Euthanasia, assisted dying, death with dignity, assisted suicide, end of life choice - there are possibly more names than opinions. Whatever you call it, it’s a touchy topic.
A bill before Parliament would give people with an impending terminal illness or a grievous and irremediable medical condition the option of requesting medical aid in dying.
This member’s bill is the creation of ACT party leader David Seymour. It’s the fourth attempt at similar legislation in New Zealand. The most recent member’s bill (from Maryan Street) was never selected in the members' bill ballot (which member’s bills even get debated is a matter of pure chance). The two earlier attempts (sponsored by Michael Laws and Peter Brown), were defeated in the House at the first vote (the first reading).
But David Seymour says more than 70 percent of the population is now in favour of some form of death with dignity and he’s hopeful he will have the numbers in the House to get past the first reading and into a select committee (when the public will get the opportunity to provide their opinions). He’s already nailed down more than forty of the 62 necessary votes, with fifty undecided.

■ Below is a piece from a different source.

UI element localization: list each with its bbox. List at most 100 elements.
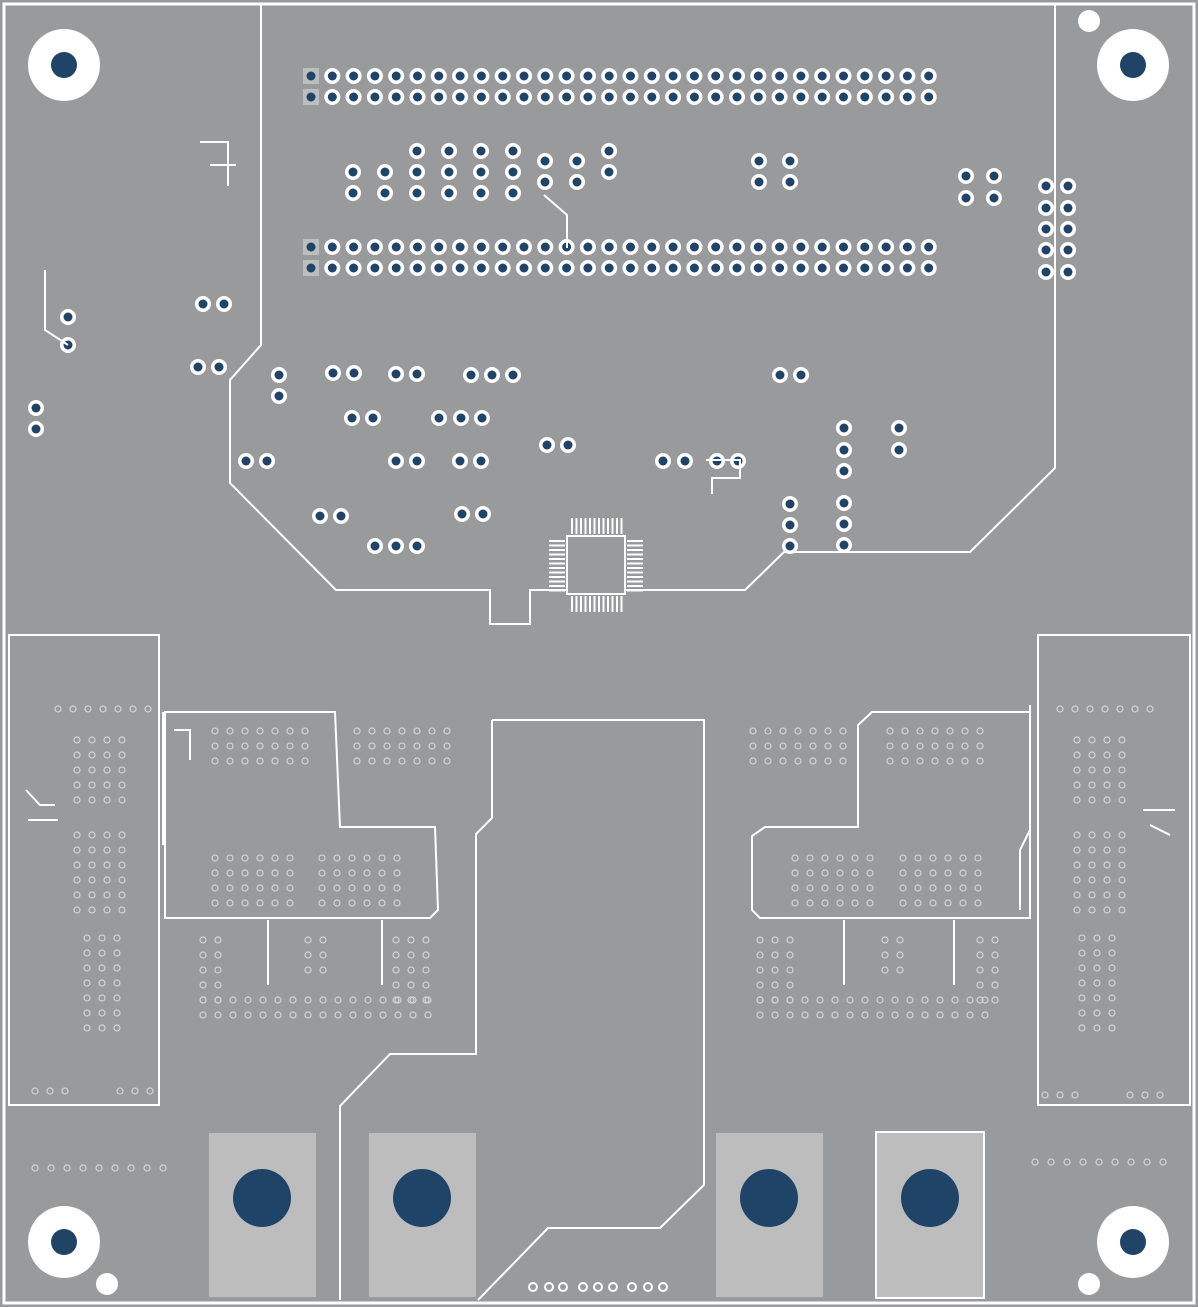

His bill has a number of safeguards in it. Those desiring a soft exit would need to be New Zealand citizens over 18, and receive the agreement of two doctors that they were either in terminal decline (to die within 6 months), or suffering a grievous and irremediable condition that was in terminal decline. If the doctors were not certain the sufferer was of sound mind a psychiatrist would also need to agree.
Members bills get debated in Parliament every other Wednesday. As of the beginning of July, there are just two members days left before Parliament dissolves for the election, so this bill may very well not be debated prior to the new Parliament.
But regardless of that, David Seymour is encouraging voters to make appointments with their local MPs and make their opinions on his bill clear to them - whether they agree with him or not.
A Public Debate on Assisted Dying
Last week at Parliament Paul Foster-Bell hosted a public panel debate on assisted dying.
The speakers arguing for assisted dying are:
- The Honorable Maryan Street, former New Zealand MP and sponsor of a member’s bill - The End of Life Choice Bill.
- Professor Andrew Geddis, Otago University Law School, who acted for Lucretia Seales.
The speakers arguing against assisted dying are:
- Robert Preston, chair of Living and Dying Well UK.
- Baroness Finlay of Llandaff, professor of palliative medicine at Cardiff University, and cross-bench member of the House of Lords.
National party MP Paul Foster-Bell is the chair of the UK-NZ Parliamentary Friendship Group which looked after the event as the two ‘Anti’ speakers were from the UK Parliament.